The weekend rolls around and you find yourself rather excited. You haven’t seen the property in a couple of years, so you’re intrigued to see what it looks like. You’re also eagerly anticipating the nice, fat increase that you want to apply to the rental.
Plus, you’re being plagued by your ex-tenant for the return of the deposit. Money that you spent days after it was paid to you. You’re praying that you’ll find a new occupant asap, so that you can use the new tenant’s deposit to pay the old tenant back.
Your mood changes the moment you step inside the property.
The first thing that hits you is the smell of cat urine – those carpets are going to have to be replaced. How the light fitting got broken is anyone’s guess. The cracked shelves in the bedroom look like someone used them as a make-shift ladder to reach the top of the cupboard. From the look of the broken window pane someone hit a 6 in their game of garden cricket. And is that a fist that created that hole in the back of the bedroom door?
Amongst the turmoil of emotions as you drive home one thing is crystal clear. Your good-for-nothing tenant is not getting their deposit back.
If you’re this landlord, you may want to rethink this decision. Questionable though your tenant may have been, your actions could well have scuppered your rights to that deposit.

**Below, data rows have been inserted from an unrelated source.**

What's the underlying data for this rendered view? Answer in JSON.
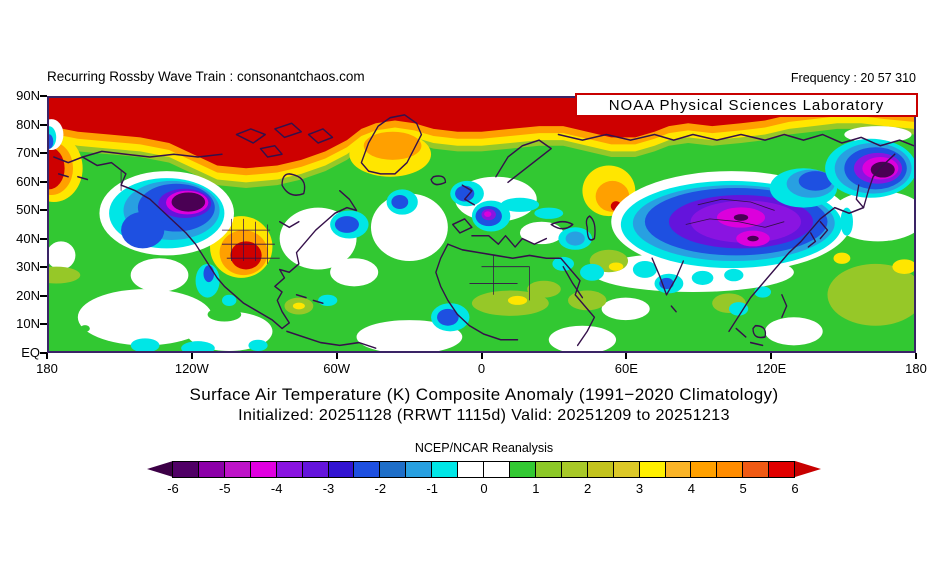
{
  "header": {
    "left": "Recurring Rossby Wave Train : consonantchaos.com",
    "right": "Frequency : 20 57 310"
  },
  "banner": {
    "label": "NOAA Physical Sciences Laboratory",
    "border_color": "#C80000"
  },
  "title": {
    "line1": "Surface Air Temperature (K) Composite Anomaly (1991−2020 Climatology)",
    "line2": "Initialized: 20251128 (RRWT 1115d) Valid: 20251209 to 20251213"
  },
  "map": {
    "y_ticks": [
      "90N",
      "80N",
      "70N",
      "60N",
      "50N",
      "40N",
      "30N",
      "20N",
      "10N",
      "EQ"
    ],
    "x_ticks": [
      "180",
      "120W",
      "60W",
      "0",
      "60E",
      "120E",
      "180"
    ],
    "frame_color": "#3A2466",
    "coastline_color": "#35104A",
    "near_zero_positive_color": "#32C832",
    "near_zero_negative_color": "#FFFFFF"
  },
  "colorbar": {
    "label": "NCEP/NCAR Reanalysis",
    "ticks": [
      "-6",
      "-5",
      "-4",
      "-3",
      "-2",
      "-1",
      "0",
      "1",
      "2",
      "3",
      "4",
      "5",
      "6"
    ],
    "left_arrow_color": "#3C0046",
    "right_arrow_color": "#C80000",
    "cells": [
      "#500066",
      "#8C00A8",
      "#BE14C8",
      "#E100E1",
      "#8A14E1",
      "#6414DC",
      "#3214D2",
      "#1E50E1",
      "#1E6EC8",
      "#28A0E1",
      "#00E6E6",
      "#FFFFFF",
      "#FFFFFF",
      "#32C832",
      "#8CC828",
      "#A8C828",
      "#C3C31E",
      "#DCC828",
      "#FFF000",
      "#FAB428",
      "#FFA000",
      "#FF8C00",
      "#F05A14",
      "#E10000"
    ]
  },
  "chart_data": {
    "type": "heatmap",
    "title": "Surface Air Temperature (K) Composite Anomaly (1991−2020 Climatology)",
    "subtitle": "Initialized: 20251128 (RRWT 1115d) Valid: 20251209 to 20251213",
    "source": "NCEP/NCAR Reanalysis",
    "units": "K",
    "projection": "cylindrical lat-lon",
    "xlabel_ticks": [
      "180",
      "120W",
      "60W",
      "0",
      "60E",
      "120E",
      "180"
    ],
    "ylabel_ticks": [
      "90N",
      "80N",
      "70N",
      "60N",
      "50N",
      "40N",
      "30N",
      "20N",
      "10N",
      "EQ"
    ],
    "lon_range_deg": [
      -180,
      180
    ],
    "lat_range_deg": [
      0,
      90
    ],
    "colorbar_levels_K": [
      -6,
      -5.5,
      -5,
      -4.5,
      -4,
      -3.5,
      -3,
      -2.5,
      -2,
      -1.5,
      -1,
      -0.5,
      0,
      0.5,
      1,
      1.5,
      2,
      2.5,
      3,
      3.5,
      4,
      4.5,
      5,
      5.5,
      6
    ],
    "colorbar_colors": [
      "#500066",
      "#8C00A8",
      "#BE14C8",
      "#E100E1",
      "#8A14E1",
      "#6414DC",
      "#3214D2",
      "#1E50E1",
      "#1E6EC8",
      "#28A0E1",
      "#00E6E6",
      "#FFFFFF",
      "#FFFFFF",
      "#32C832",
      "#8CC828",
      "#A8C828",
      "#C3C31E",
      "#DCC828",
      "#FFF000",
      "#FAB428",
      "#FFA000",
      "#FF8C00",
      "#F05A14",
      "#E10000"
    ],
    "anomaly_centers": [
      {
        "region": "Arctic cap 80N-90N (circumpolar band)",
        "approx_value_K": 6
      },
      {
        "region": "Northwest North America / British Columbia",
        "lon": -122,
        "lat": 52,
        "approx_value_K": -6
      },
      {
        "region": "South-central United States / Texas",
        "lon": -99,
        "lat": 34,
        "approx_value_K": 6
      },
      {
        "region": "Greenland",
        "lon": -38,
        "lat": 71,
        "approx_value_K": 4.5
      },
      {
        "region": "Western Russia",
        "lon": 54,
        "lat": 52,
        "approx_value_K": 6
      },
      {
        "region": "Central-East Asia (Mongolia/China)",
        "lon": 108,
        "lat": 46,
        "approx_value_K": -5.5
      },
      {
        "region": "Northeast Siberia",
        "lon": 165,
        "lat": 65,
        "approx_value_K": -6
      },
      {
        "region": "Western Europe / France",
        "lon": 3,
        "lat": 48,
        "approx_value_K": -4.5
      },
      {
        "region": "Tropics / oceans background",
        "approx_value_K": 0.5
      }
    ]
  }
}
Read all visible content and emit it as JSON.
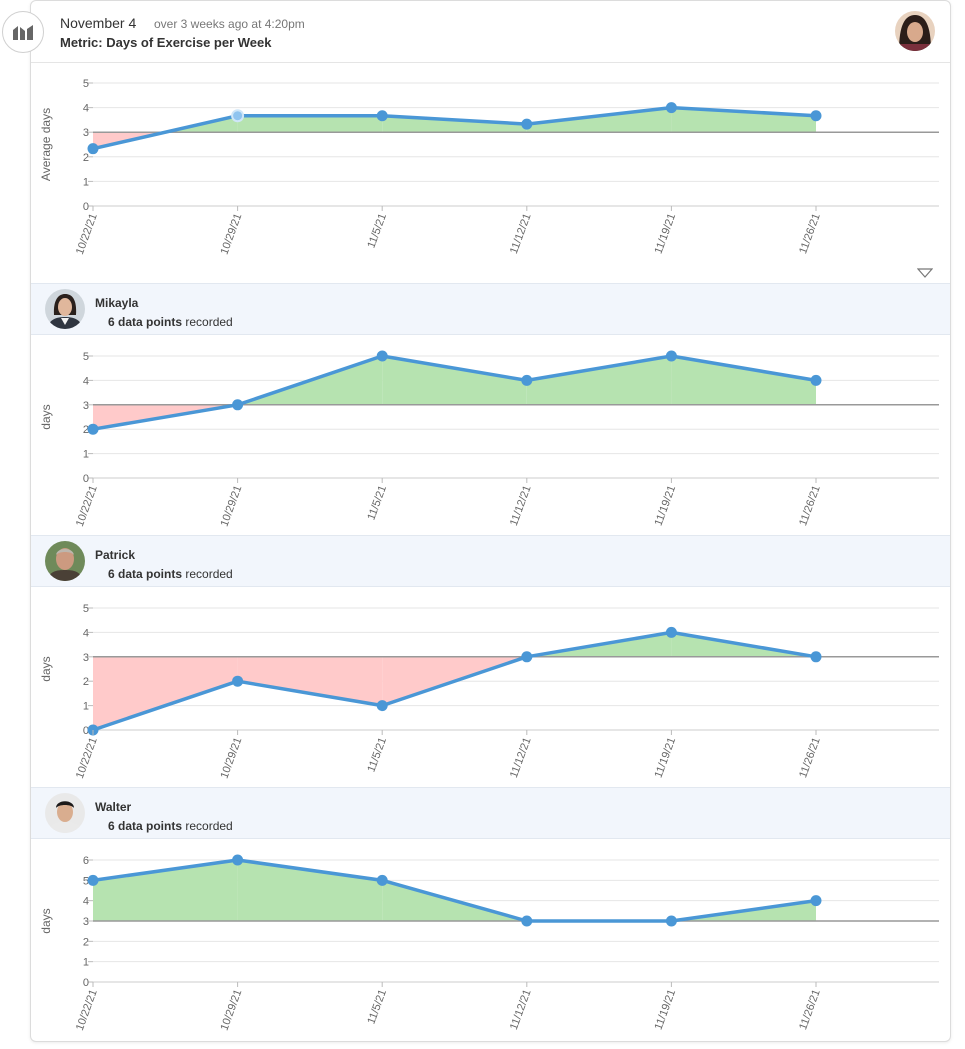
{
  "header": {
    "date": "November 4",
    "ago": "over 3 weeks ago at 4:20pm",
    "metric": "Metric: Days of Exercise per Week",
    "icon": "metric-chart-icon"
  },
  "colors": {
    "line": "#4a97d6",
    "above": "#b6e3b0",
    "below": "#ffcaca",
    "target": "#999999",
    "grid": "#e6e6e6"
  },
  "chart_data": [
    {
      "type": "line",
      "x": [
        "10/22/21",
        "10/29/21",
        "11/5/21",
        "11/12/21",
        "11/19/21",
        "11/26/21"
      ],
      "y": [
        2.33,
        3.67,
        3.67,
        3.33,
        4.0,
        3.67
      ],
      "target": 3,
      "ylabel": "Average days",
      "ylim": [
        0,
        5
      ],
      "yticks": [
        "5",
        "4",
        "3",
        "2",
        "1",
        "0"
      ]
    },
    {
      "type": "line",
      "person": "Mikayla",
      "x": [
        "10/22/21",
        "10/29/21",
        "11/5/21",
        "11/12/21",
        "11/19/21",
        "11/26/21"
      ],
      "y": [
        2,
        3,
        5,
        4,
        5,
        4
      ],
      "target": 3,
      "ylabel": "days",
      "ylim": [
        0,
        5
      ],
      "yticks": [
        "5",
        "4",
        "3",
        "2",
        "1",
        "0"
      ]
    },
    {
      "type": "line",
      "person": "Patrick",
      "x": [
        "10/22/21",
        "10/29/21",
        "11/5/21",
        "11/12/21",
        "11/19/21",
        "11/26/21"
      ],
      "y": [
        0,
        2,
        1,
        3,
        4,
        3
      ],
      "target": 3,
      "ylabel": "days",
      "ylim": [
        0,
        5
      ],
      "yticks": [
        "5",
        "4",
        "3",
        "2",
        "1",
        "0"
      ]
    },
    {
      "type": "line",
      "person": "Walter",
      "x": [
        "10/22/21",
        "10/29/21",
        "11/5/21",
        "11/12/21",
        "11/19/21",
        "11/26/21"
      ],
      "y": [
        5,
        6,
        5,
        3,
        3,
        4
      ],
      "target": 3,
      "ylabel": "days",
      "ylim": [
        0,
        6
      ],
      "yticks": [
        "6",
        "5",
        "4",
        "3",
        "2",
        "1",
        "0"
      ]
    }
  ],
  "people": [
    {
      "name": "Mikayla",
      "count": "6 data points",
      "suffix": " recorded"
    },
    {
      "name": "Patrick",
      "count": "6 data points",
      "suffix": " recorded"
    },
    {
      "name": "Walter",
      "count": "6 data points",
      "suffix": " recorded"
    }
  ]
}
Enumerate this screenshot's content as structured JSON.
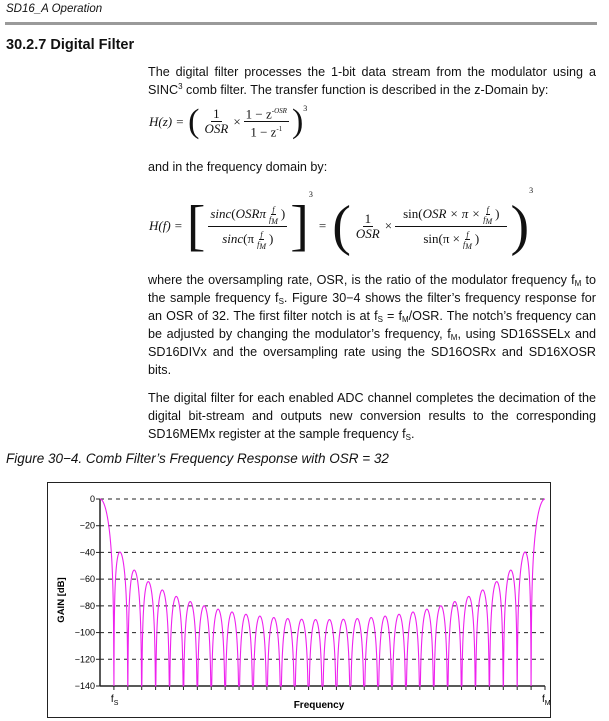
{
  "header": {
    "title": "SD16_A Operation"
  },
  "section": {
    "title": "30.2.7 Digital Filter"
  },
  "paragraphs": {
    "p1_a": "The digital filter processes the 1-bit data stream from the modulator using a SINC",
    "p1_sup": "3",
    "p1_b": " comb filter. The transfer function is described in the z-Domain by:",
    "p2": "and in the frequency domain by:",
    "p3_a": "where the oversampling rate, OSR, is the ratio of the modulator frequency f",
    "p3_b": " to the sample frequency f",
    "p3_c": ". Figure 30−4 shows the filter’s frequency response for an OSR of 32. The first filter notch is at f",
    "p3_d": " = f",
    "p3_e": "/OSR. The notch’s frequency can be adjusted by changing the modulator’s frequency, f",
    "p3_f": ", using SD16SSELx and SD16DIVx and the oversampling rate using the SD16OSRx and SD16XOSR bits.",
    "p4_a": "The digital filter for each enabled ADC channel completes the decimation of the digital bit-stream and outputs new conversion results to the corresponding SD16MEMx register at the sample frequency f",
    "p4_b": ".",
    "sub_M": "M",
    "sub_S": "S"
  },
  "equations": {
    "hz_lhs": "H(z) =",
    "one": "1",
    "osr": "OSR",
    "times": "×",
    "hz_num": "1 − z",
    "hz_num_exp": "-OSR",
    "hz_den": "1 − z",
    "hz_den_exp": "-1",
    "cube": "3",
    "hf_lhs": "H(f) =",
    "eq": "=",
    "sinc_num": "sinc",
    "osrpi": "OSRπ",
    "sinc_den": "sinc",
    "pi": "π",
    "f": "f",
    "fM": "f",
    "M": "M",
    "sin_num": "sin",
    "osr_pi": "OSR × π ×",
    "sin_den": "sin",
    "pi_x": "π ×"
  },
  "figure": {
    "caption": "Figure 30−4. Comb Filter’s Frequency Response with OSR = 32"
  },
  "chart_data": {
    "type": "line",
    "ylabel": "GAIN [dB]",
    "xlabel": "Frequency",
    "ylim": [
      -140,
      0
    ],
    "yticks": [
      0,
      -20,
      -40,
      -60,
      -80,
      -100,
      -120,
      -140
    ],
    "x_tick_labels": [
      {
        "label": "f",
        "sub": "S",
        "at_fraction_of_fM": 0.03125
      },
      {
        "label": "f",
        "sub": "M",
        "at_fraction_of_fM": 1
      }
    ],
    "osr": 32,
    "function": "20*log10(|sin(OSR*pi*f/fM)/(OSR*sin(pi*f/fM))|^3)",
    "grid": "horizontal dashed",
    "line_color": "#ee22ee"
  }
}
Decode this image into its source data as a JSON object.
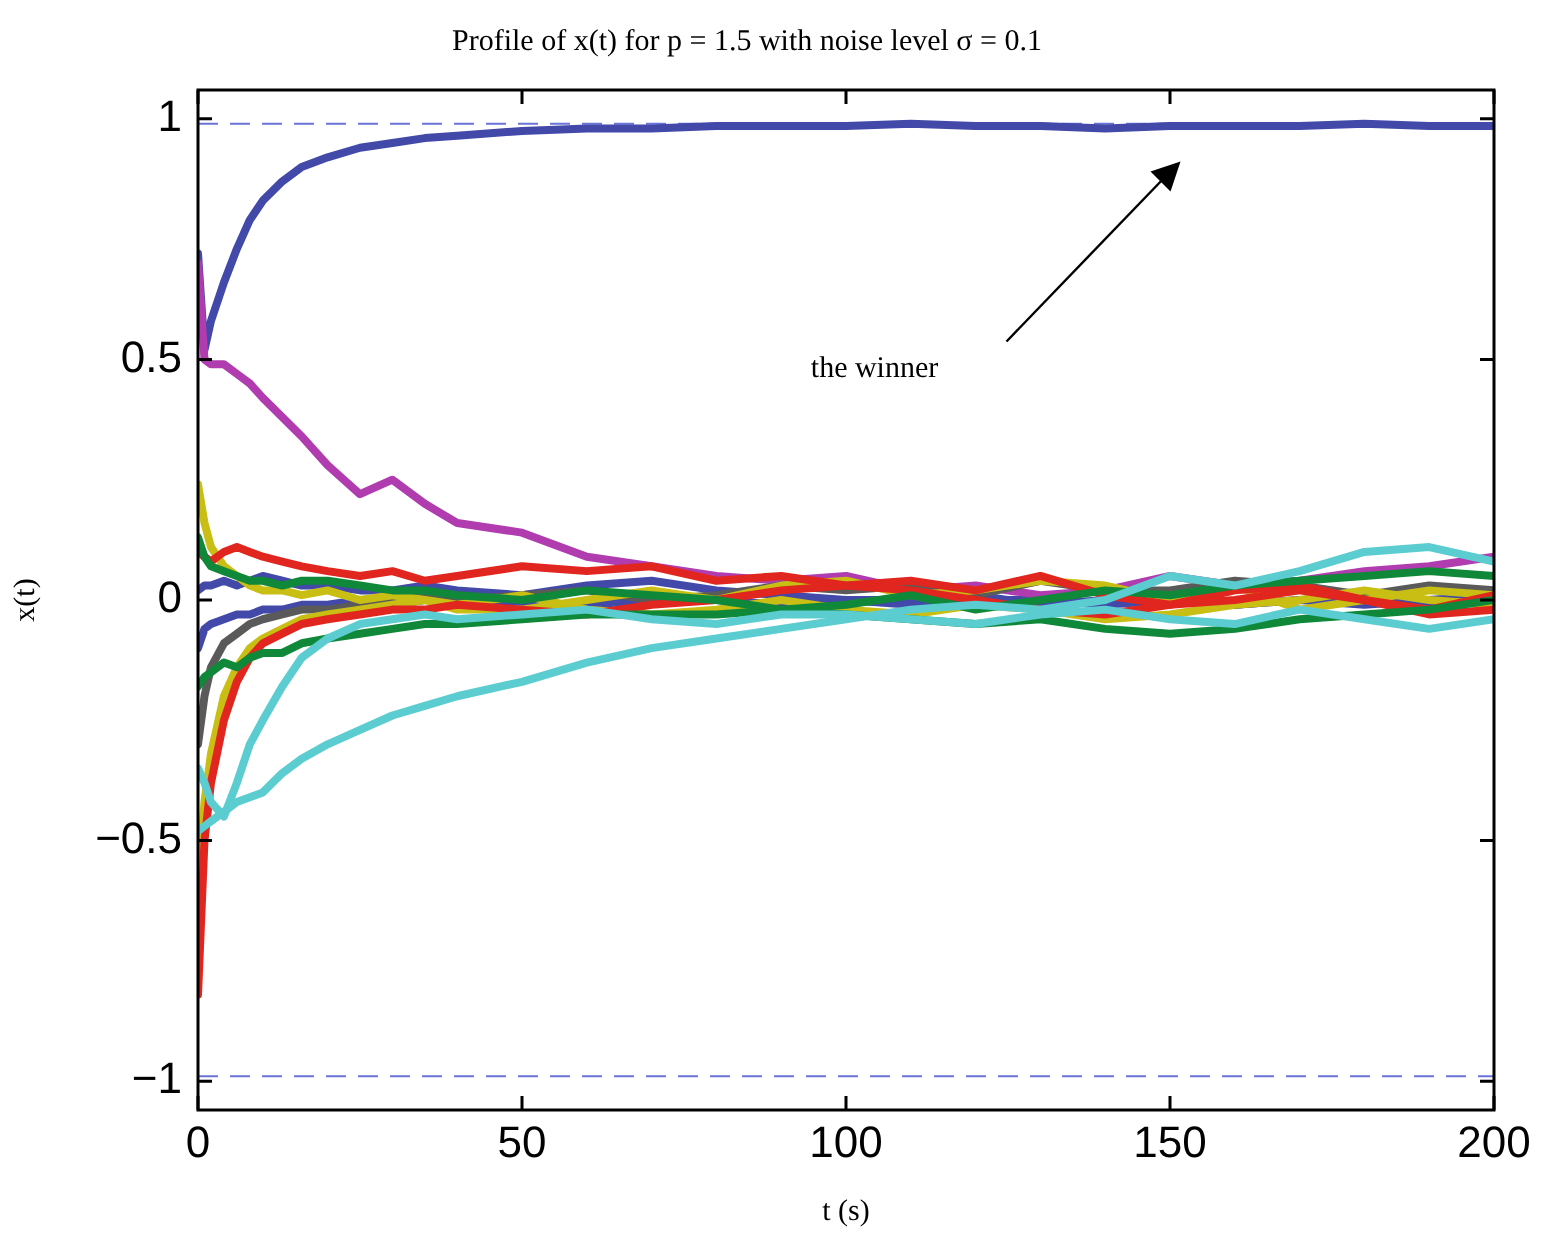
{
  "chart_data": {
    "type": "line",
    "title": "Profile of x(t) for p = 1.5 with noise level σ = 0.1",
    "xlabel": "t (s)",
    "ylabel": "x(t)",
    "x": [
      0,
      1,
      2,
      4,
      6,
      8,
      10,
      13,
      16,
      20,
      25,
      30,
      35,
      40,
      50,
      60,
      70,
      80,
      90,
      100,
      110,
      120,
      130,
      140,
      150,
      160,
      170,
      180,
      190,
      200
    ],
    "series": [
      {
        "color": "#5bcdd0",
        "values": [
          -0.48,
          -0.47,
          -0.46,
          -0.44,
          -0.42,
          -0.41,
          -0.4,
          -0.36,
          -0.33,
          -0.3,
          -0.27,
          -0.24,
          -0.22,
          -0.2,
          -0.17,
          -0.13,
          -0.1,
          -0.08,
          -0.06,
          -0.04,
          -0.02,
          -0.01,
          -0.02,
          0,
          0.05,
          0.03,
          0.06,
          0.1,
          0.11,
          0.08
        ]
      },
      {
        "color": "#5bcdd0",
        "values": [
          -0.35,
          -0.38,
          -0.42,
          -0.45,
          -0.38,
          -0.3,
          -0.25,
          -0.18,
          -0.12,
          -0.08,
          -0.05,
          -0.04,
          -0.03,
          -0.04,
          -0.03,
          -0.02,
          -0.04,
          -0.05,
          -0.03,
          -0.03,
          -0.04,
          -0.05,
          -0.03,
          -0.02,
          -0.04,
          -0.05,
          -0.02,
          -0.04,
          -0.06,
          -0.04
        ]
      },
      {
        "color": "#10883a",
        "values": [
          -0.18,
          -0.16,
          -0.15,
          -0.13,
          -0.14,
          -0.12,
          -0.11,
          -0.11,
          -0.09,
          -0.08,
          -0.07,
          -0.06,
          -0.05,
          -0.05,
          -0.04,
          -0.03,
          -0.03,
          -0.03,
          -0.02,
          -0.03,
          -0.04,
          -0.05,
          -0.04,
          -0.06,
          -0.07,
          -0.06,
          -0.04,
          -0.03,
          -0.02,
          0
        ]
      },
      {
        "color": "#10883a",
        "values": [
          0.13,
          0.09,
          0.07,
          0.06,
          0.05,
          0.04,
          0.04,
          0.03,
          0.04,
          0.04,
          0.03,
          0.02,
          0.02,
          0.01,
          0,
          0.02,
          0.01,
          0,
          -0.02,
          -0.01,
          0.01,
          -0.02,
          0,
          0.02,
          0.01,
          0.03,
          0.04,
          0.05,
          0.06,
          0.05
        ]
      },
      {
        "color": "#e0261e",
        "values": [
          0.1,
          0.09,
          0.08,
          0.1,
          0.11,
          0.1,
          0.09,
          0.08,
          0.07,
          0.06,
          0.05,
          0.06,
          0.04,
          0.05,
          0.07,
          0.06,
          0.07,
          0.04,
          0.05,
          0.03,
          0.02,
          0,
          -0.02,
          -0.03,
          -0.01,
          0,
          0.02,
          0,
          -0.03,
          -0.02
        ]
      },
      {
        "color": "#e0261e",
        "values": [
          -0.82,
          -0.5,
          -0.38,
          -0.25,
          -0.17,
          -0.12,
          -0.09,
          -0.07,
          -0.05,
          -0.04,
          -0.03,
          -0.02,
          -0.02,
          -0.01,
          -0.02,
          -0.03,
          -0.01,
          0,
          0.02,
          0.03,
          0.04,
          0.02,
          0.05,
          0.01,
          -0.01,
          0.02,
          0.03,
          0,
          -0.02,
          0.01
        ]
      },
      {
        "color": "#c8be14",
        "values": [
          0.24,
          0.16,
          0.11,
          0.07,
          0.05,
          0.03,
          0.02,
          0.02,
          0.01,
          0.02,
          0,
          0.01,
          0,
          -0.02,
          -0.02,
          0,
          0.02,
          0,
          0.03,
          0.04,
          0.01,
          0.02,
          0.04,
          0.03,
          0,
          0.03,
          -0.02,
          0,
          0.02,
          0.01
        ]
      },
      {
        "color": "#c8be14",
        "values": [
          -0.6,
          -0.42,
          -0.32,
          -0.2,
          -0.14,
          -0.1,
          -0.08,
          -0.06,
          -0.04,
          -0.03,
          -0.02,
          -0.01,
          0,
          -0.01,
          0.01,
          -0.02,
          -0.03,
          -0.02,
          0,
          -0.02,
          -0.03,
          -0.01,
          -0.02,
          -0.04,
          -0.03,
          -0.01,
          0,
          0.02,
          0,
          -0.01
        ]
      },
      {
        "color": "#5a5a5a",
        "values": [
          -0.3,
          -0.2,
          -0.14,
          -0.09,
          -0.07,
          -0.05,
          -0.04,
          -0.03,
          -0.02,
          -0.02,
          -0.01,
          0,
          0.01,
          0,
          0.01,
          0.02,
          0,
          0.01,
          0.03,
          0.02,
          0.03,
          0.01,
          0.04,
          0.02,
          0.02,
          0.04,
          0.03,
          0.01,
          0.03,
          0.02
        ]
      },
      {
        "color": "#b03cb0",
        "values": [
          0.7,
          0.5,
          0.49,
          0.49,
          0.47,
          0.45,
          0.42,
          0.38,
          0.34,
          0.28,
          0.22,
          0.25,
          0.2,
          0.16,
          0.14,
          0.09,
          0.07,
          0.05,
          0.04,
          0.05,
          0.02,
          0.03,
          0.01,
          0.02,
          0.05,
          0.03,
          0.04,
          0.06,
          0.07,
          0.09
        ]
      },
      {
        "color": "#4249a8",
        "values": [
          0.02,
          0.03,
          0.03,
          0.04,
          0.03,
          0.04,
          0.05,
          0.04,
          0.03,
          0.03,
          0.02,
          0.02,
          0.03,
          0.02,
          0.01,
          0.03,
          0.04,
          0.02,
          0.01,
          0,
          0,
          0.01,
          -0.01,
          0,
          0.01,
          -0.01,
          0,
          -0.01,
          0,
          0.01
        ]
      },
      {
        "color": "#4249a8",
        "values": [
          -0.1,
          -0.06,
          -0.05,
          -0.04,
          -0.03,
          -0.03,
          -0.02,
          -0.02,
          -0.01,
          -0.01,
          0,
          -0.01,
          0,
          0,
          -0.01,
          -0.01,
          0,
          0,
          -0.01,
          0,
          -0.01,
          0,
          0,
          -0.01,
          0,
          -0.01,
          0,
          0,
          -0.01,
          0
        ]
      },
      {
        "color": "#4249a8",
        "values": [
          0.72,
          0.52,
          0.58,
          0.66,
          0.73,
          0.79,
          0.83,
          0.87,
          0.9,
          0.92,
          0.94,
          0.95,
          0.96,
          0.965,
          0.975,
          0.98,
          0.98,
          0.985,
          0.985,
          0.985,
          0.99,
          0.985,
          0.985,
          0.98,
          0.985,
          0.985,
          0.985,
          0.99,
          0.985,
          0.985
        ]
      }
    ],
    "xlim": [
      0,
      200
    ],
    "xticks": [
      0,
      50,
      100,
      150,
      200
    ],
    "ylim": [
      -1.06,
      1.06
    ],
    "yticks": [
      {
        "value": -1,
        "label": "−1"
      },
      {
        "value": -0.5,
        "label": "−0.5"
      },
      0,
      0.5,
      1
    ],
    "ref_lines": [
      {
        "axis": "y",
        "value": 0.99,
        "color": "#6a74d8",
        "line_style": "dashed"
      },
      {
        "axis": "y",
        "value": -0.99,
        "color": "#6a74d8",
        "line_style": "dashed"
      }
    ],
    "annotations": [
      "the winner"
    ],
    "grid": false,
    "legend": false,
    "marker": "none",
    "line_style": "solid"
  }
}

According to the Rental Housing Act the landlord must meet the tenant, on the day of termination or within three days before, to conduct a joint inspection of the property. After completing the inspection, the landlord can deduct any damages from the deposit. But if the landlord fails to do this joint end-of-lease inspection? Then the landlord forfeits any right in the deposit. And must repay the tenant their deposit, in full, within 7 days after the end of the lease. If you don’t? Well then, brace yourself for the wrath of the Rental Tribunal. Which is where your good-for-nothing tenant is no doubt headed the moment you deliver the bad news.
What can you do in this situation? You can look forward. By making sure that you do things differently with your next tenant. Including your Tenant Application forms, Lease Agreement, pre-lease inspection, regular property inspections. Not to mention that rather important end-of-lease inspection if you intend to deduct damages from the tenant’s deposit.
Please note that this information is supplied for general information and does not constitute legal advice. It is advisable for you to contact a legal practitioner for guidance in respect of your unique requirements.